- Aziz Mahmûd Hüdayi Hazretleri

Adsense kodları


Aziz Mahmûd Hüdayi Hazretleri

Smf Seo Versiyon , -- Seo entegre sistem.

Array
rabia
Thu 20 May 2010, 02:57 pm GMT +0200
Azîz Mahmûd Hüdâyî Hazretleri Hayatı ve Dîvânı

İsmi Mahmud olup, şiirlerinde kullandığı “Hüdâyî” mahlası, şeyhi Üftâde [rahmetullahi aleyhi] tarafından kendisine verilmiştir. “Azîz” de isminin önünde, muhtemelen Celvetî şeyhi olması hasebiyle kendisine izafe edilen bir sıfat olarak kullanılagelmiştir. Babasının ismi Fazlullah Mahmûd b. Mahmûd’dur.

Seyyid Azîz Mahmûd Hüdâyî’nin doğduğu yer ile alâkalı olarak iki farklı rivâyet mevcuttur. Hayatı hakkında bilgi veren kaynaklardan bir kısmı Ankara’nın Şereflikoçhisar ilçesinde doğduğunu söylerken , diğer bir kısmı da Eskişehir’in Sivrihisar kasabasında doğduğunu ifade ederler. Ekseri kaynaklara bakılacak olursa, Koçhisar’da doğduğu ihtimali daha kuvvetli gözükmektedir. Hüdâyî Hazretleri’nin doğum yerinde ihtilaf eden kaynaklar, dünyaya gelişiyle alâkalı da birbirinden farklı tarihler belirtmişlerdir. Aziz Mahmud Hüdâyî’nin üç Türkçe eserini Külliyât-ı Hazret-i Hüdâyî ismiyle neşreden son Celvetî şeyhi Mehmet Gülşen, eserinin başına yazmış olduğu müellifi tanıtım yazısında onun 950/1545 yılında doğduğunu söyler.

Azîz Mahmûd Hüdâyî ilk tahsiline hayatının ilk yıllarını geçirdiği Sivrihisar’da başlamış, daha sonraki tahsilini daha müsait ve imkânları daha fazla olan bir çevrede devam ettirmek düşüncesiyle İstanbul’a gelmiştir. İstanbul’da müderris Nâzırzâde Ramazan Efendi’nin yanında kalmış, onun ilminden faydalanmış, bu arada Halvetî tarîkatı şeyhlerinden bazılarının sohbetlerine katılmış, onlardan istifâde ve istifâza etmiş, feyiz almıştır.

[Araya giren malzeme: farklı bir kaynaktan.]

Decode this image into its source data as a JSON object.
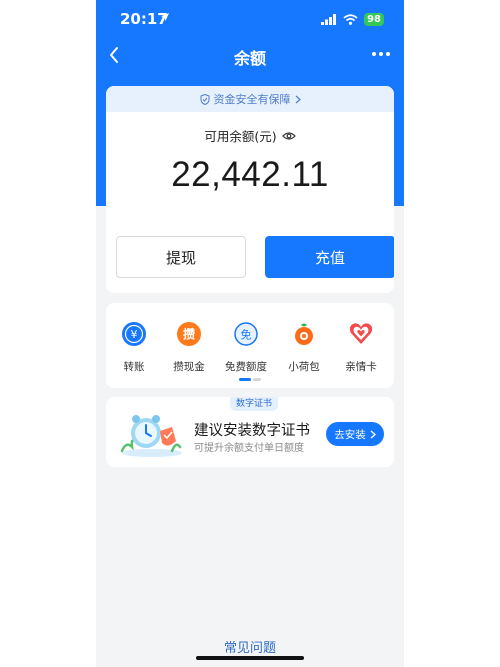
{
  "status_bar": {
    "time": "20:17",
    "battery": "98"
  },
  "nav": {
    "title": "余额"
  },
  "safety_banner": "资金安全有保障",
  "balance": {
    "label": "可用余额(元)",
    "amount": "22,442.11"
  },
  "actions": {
    "withdraw": "提现",
    "recharge": "充值"
  },
  "services": [
    {
      "label": "转账",
      "icon": "transfer-icon",
      "color": "#1677ff"
    },
    {
      "label": "攒现金",
      "icon": "save-cash-icon",
      "color": "#ff7a1a"
    },
    {
      "label": "免费额度",
      "icon": "free-quota-icon",
      "color": "#1677ff"
    },
    {
      "label": "小荷包",
      "icon": "small-wallet-icon",
      "color": "#ff6a1a"
    },
    {
      "label": "亲情卡",
      "icon": "family-card-icon",
      "color": "#f24b4b"
    }
  ],
  "cert_promo": {
    "tag": "数字证书",
    "title": "建议安装数字证书",
    "subtitle": "可提升余额支付单日额度",
    "button": "去安装"
  },
  "faq": "常见问题",
  "colors": {
    "primary": "#1677ff",
    "background": "#f3f4f6"
  }
}
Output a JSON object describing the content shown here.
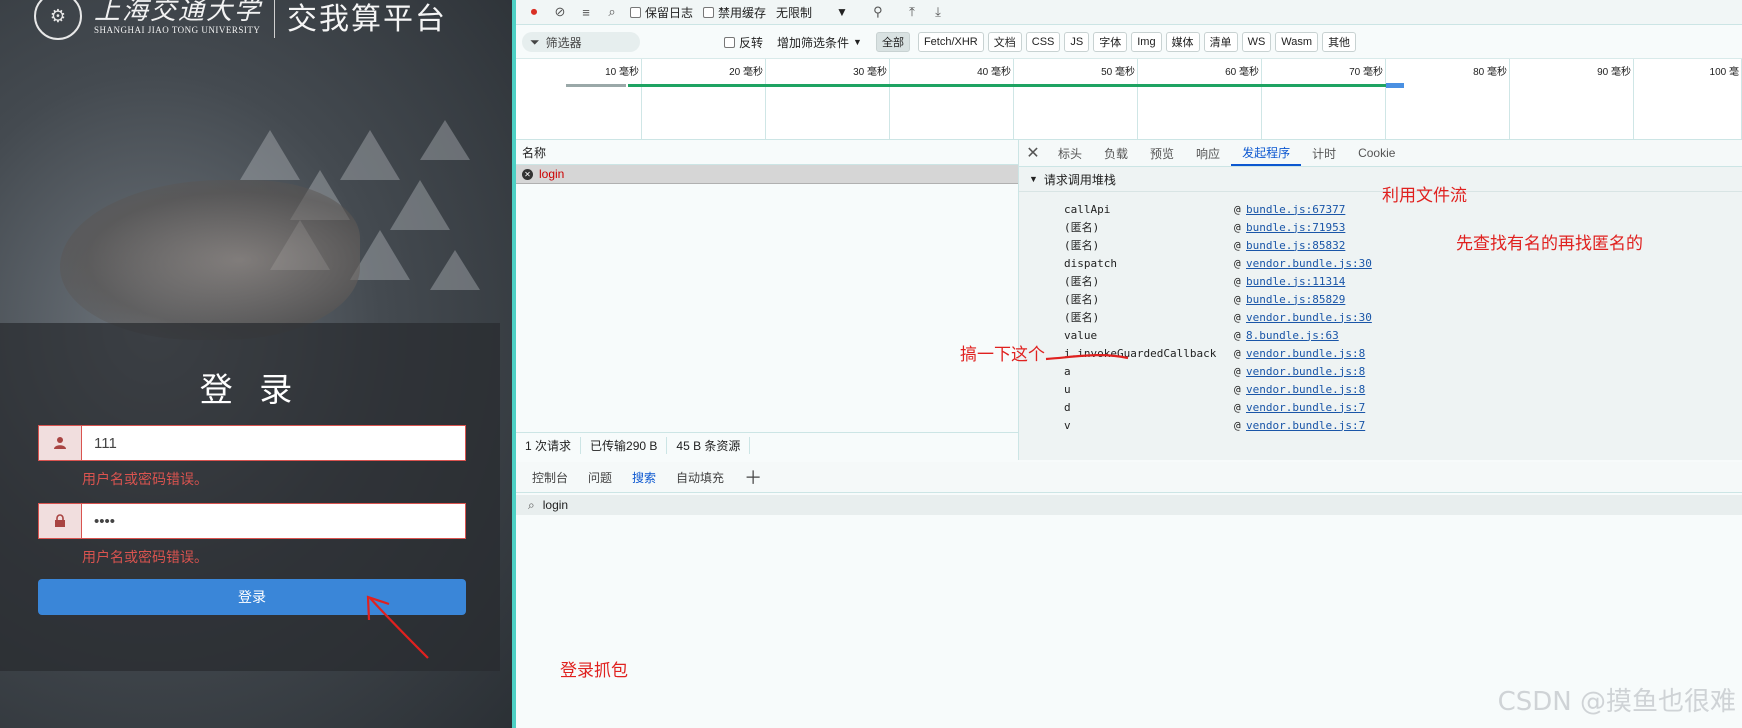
{
  "login_page": {
    "university_cn": "上海交通大学",
    "university_en": "SHANGHAI JIAO TONG UNIVERSITY",
    "platform_title": "交我算平台",
    "form_title": "登 录",
    "username_value": "111",
    "username_error": "用户名或密码错误。",
    "password_value": "••••",
    "password_error": "用户名或密码错误。",
    "login_button": "登录"
  },
  "toolbar": {
    "preserve_log": "保留日志",
    "disable_cache": "禁用缓存",
    "throttle": "无限制"
  },
  "filter_bar": {
    "filter_placeholder": "筛选器",
    "invert": "反转",
    "more_filters": "增加筛选条件",
    "types": [
      "全部",
      "Fetch/XHR",
      "文档",
      "CSS",
      "JS",
      "字体",
      "Img",
      "媒体",
      "清单",
      "WS",
      "Wasm",
      "其他"
    ],
    "active_type": "全部"
  },
  "timeline": {
    "ticks": [
      "10 毫秒",
      "20 毫秒",
      "30 毫秒",
      "40 毫秒",
      "50 毫秒",
      "60 毫秒",
      "70 毫秒",
      "80 毫秒",
      "90 毫秒",
      "100 毫"
    ]
  },
  "request_list": {
    "column_name": "名称",
    "rows": [
      {
        "name": "login"
      }
    ]
  },
  "status_bar": {
    "requests": "1 次请求",
    "transferred": "已传输290 B",
    "resources": "45 B 条资源"
  },
  "detail": {
    "tabs": [
      "标头",
      "负载",
      "预览",
      "响应",
      "发起程序",
      "计时",
      "Cookie"
    ],
    "active_tab": "发起程序",
    "stack_title": "请求调用堆栈",
    "frames": [
      {
        "fn": "callApi",
        "loc": "bundle.js:67377"
      },
      {
        "fn": "(匿名)",
        "loc": "bundle.js:71953"
      },
      {
        "fn": "(匿名)",
        "loc": "bundle.js:85832"
      },
      {
        "fn": "dispatch",
        "loc": "vendor.bundle.js:30"
      },
      {
        "fn": "(匿名)",
        "loc": "bundle.js:11314"
      },
      {
        "fn": "(匿名)",
        "loc": "bundle.js:85829"
      },
      {
        "fn": "(匿名)",
        "loc": "vendor.bundle.js:30"
      },
      {
        "fn": "value",
        "loc": "8.bundle.js:63"
      },
      {
        "fn": "i.invokeGuardedCallback",
        "loc": "vendor.bundle.js:8"
      },
      {
        "fn": "a",
        "loc": "vendor.bundle.js:8"
      },
      {
        "fn": "u",
        "loc": "vendor.bundle.js:8"
      },
      {
        "fn": "d",
        "loc": "vendor.bundle.js:7"
      },
      {
        "fn": "v",
        "loc": "vendor.bundle.js:7"
      }
    ]
  },
  "drawer": {
    "tabs": [
      "控制台",
      "问题",
      "搜索",
      "自动填充"
    ],
    "active_tab": "搜索",
    "search_value": "login"
  },
  "annotations": {
    "use_file_stream": "利用文件流",
    "find_named_first": "先查找有名的再找匿名的",
    "do_this_one": "搞一下这个",
    "login_capture": "登录抓包"
  },
  "watermark": "CSDN @摸鱼也很难",
  "colors": {
    "accent_blue": "#0b57d0",
    "error_red": "#d9534f",
    "annotation_red": "#e0211f",
    "login_button": "#3a86d8"
  }
}
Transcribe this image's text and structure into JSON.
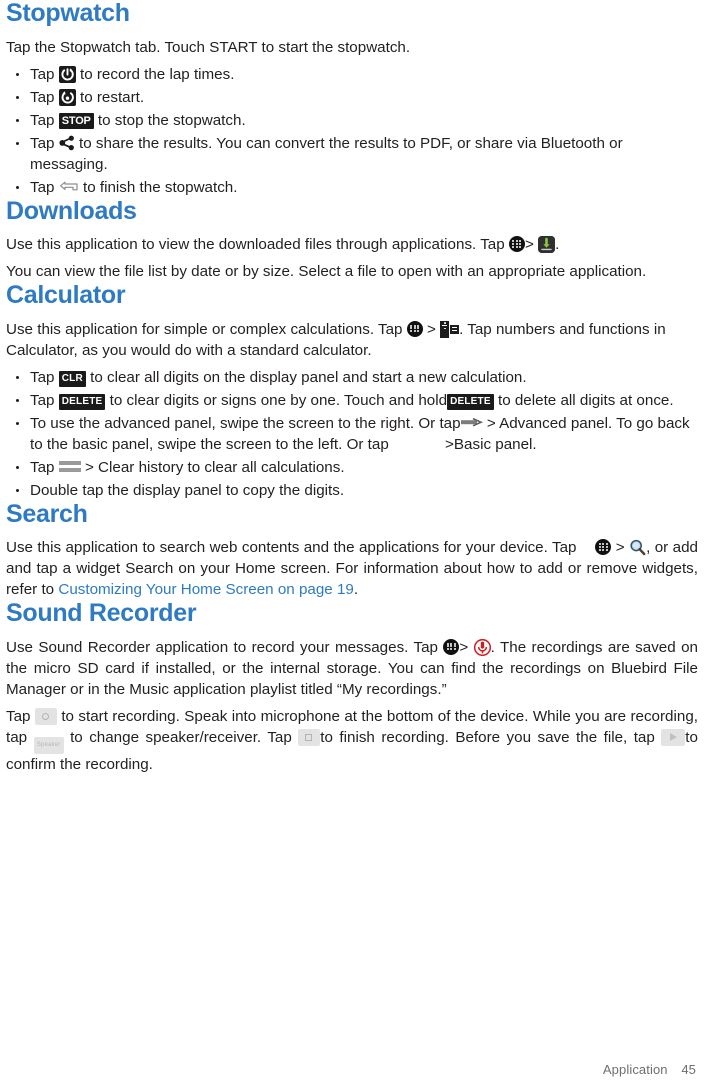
{
  "sections": [
    {
      "id": "stopwatch",
      "title": "Stopwatch",
      "intro": "Tap the Stopwatch tab. Touch START to start the stopwatch.",
      "bullets": [
        {
          "pre": "Tap",
          "icon": "lap-icon",
          "post": "to record the lap  times."
        },
        {
          "pre": "Tap",
          "icon": "restart-icon",
          "post": "to restart."
        },
        {
          "pre": "Tap",
          "icon": "stop-chip",
          "chip": "STOP",
          "post": "to stop the stopwatch."
        },
        {
          "pre": "Tap",
          "icon": "share-icon",
          "post": "to share the results. You can convert the results to PDF, or share   via Bluetooth or messaging."
        },
        {
          "pre": "Tap",
          "icon": "back-icon",
          "post": "to finish the stopwatch."
        }
      ]
    },
    {
      "id": "downloads",
      "title": "Downloads",
      "para_1a": "Use this application to view the downloaded files through applications.",
      "para_1b": "Tap",
      "para_1c": ">",
      "para_1d": ".",
      "para_2": "You can view the file list by date or by size. Select a file to open with an appropriate application."
    },
    {
      "id": "calculator",
      "title": "Calculator",
      "para_1a": "Use this application for simple or complex calculations.",
      "para_1b": "Tap",
      "para_1c": ">",
      "para_1d": ". Tap numbers and functions in Calculator, as you would do with a standard  calculator.",
      "bullets": [
        {
          "pre": "Tap",
          "chip": "CLR",
          "post": "to clear all digits on the display panel and start a new   calculation."
        },
        {
          "pre": "Tap",
          "chip": "DELETE",
          "mid": "to clear digits or signs one by one. Touch   and hold",
          "chip2": "DELETE",
          "post": "to delete all digits at once."
        },
        {
          "pre": "To use the advanced panel, swipe the screen to the right. Or tap",
          "icon": "arrow-bar-icon",
          "mid": "> Advanced panel. To go back to the basic panel, swipe the screen to the left. Or tap",
          "post": ">Basic   panel."
        },
        {
          "pre": "Tap",
          "icon": "menu-icon",
          "post": "> Clear history to clear all calculations."
        },
        {
          "pre": "Double tap the display panel to copy the digits."
        }
      ]
    },
    {
      "id": "search",
      "title": "Search",
      "para_a": "Use this application to search web contents and the applications for your device.",
      "para_b": "Tap",
      "para_c": ">",
      "para_d": ", or add and tap a widget Search on your Home screen. For information about how to add or remove widgets, refer to",
      "link": "Customizing Your Home Screen on page  19",
      "para_e": "."
    },
    {
      "id": "sound-recorder",
      "title": "Sound Recorder",
      "para_a": "Use Sound Recorder application to record your messages.",
      "para_b": "Tap",
      "para_c": ">",
      "para_d": ". The recordings are saved on the micro SD card if installed, or the internal storage. You can find the recordings on Bluebird File Manager or in the Music application playlist titled “My   recordings.”",
      "para_e": "Tap",
      "para_f": "to start recording. Speak into microphone at the bottom of the device. While you are recording, tap",
      "para_g": "to change speaker/receiver. Tap",
      "para_h": "to finish recording. Before you save the file, tap",
      "para_i": "to confirm the  recording.",
      "speaker_button_label": "Speaker"
    }
  ],
  "footer": {
    "label": "Application",
    "page_number": "45"
  },
  "colors": {
    "heading": "#2e7bc4",
    "link": "#2e7bc4",
    "body": "#231f20",
    "footer": "#6d6e71",
    "chip_bg": "#1a1a1a",
    "download_green": "#7ab648",
    "mic_red": "#d01c1f"
  }
}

Aynı zamanda bu süre zarfında İstanbul’da medrese öğrenimini tamamlamış, 978/1569 yılında hocası Nâzırzâde’nin Edirne müderrisliğine tayin edilmesi üzerine onunla beraber Edirne’ye gitmiştir. Orada hocasına muîd [müderris yardımcısı] ve mülâzim [stajyer] olmuş, Nâzırzâde’nin Şam ve Mısır kadısı olduğu dönemlerde da ona naiblik [vekil] yapmıştır. Bu muhitlerde bulunduğu süre içerisinde değişik Halvetî şeyhleriyle görüşmüş ve 981/1573 tarihinde Nâzırzâde’nin Bursa kadılığına atanmasıyla, Hüdâyî [rahmetullahi aleyh] de Bursa Ferhâdiye Medresesi’ne müderris ve aynı zamanda Mahkeme-i Suğrâ’ya nâib olmuştur.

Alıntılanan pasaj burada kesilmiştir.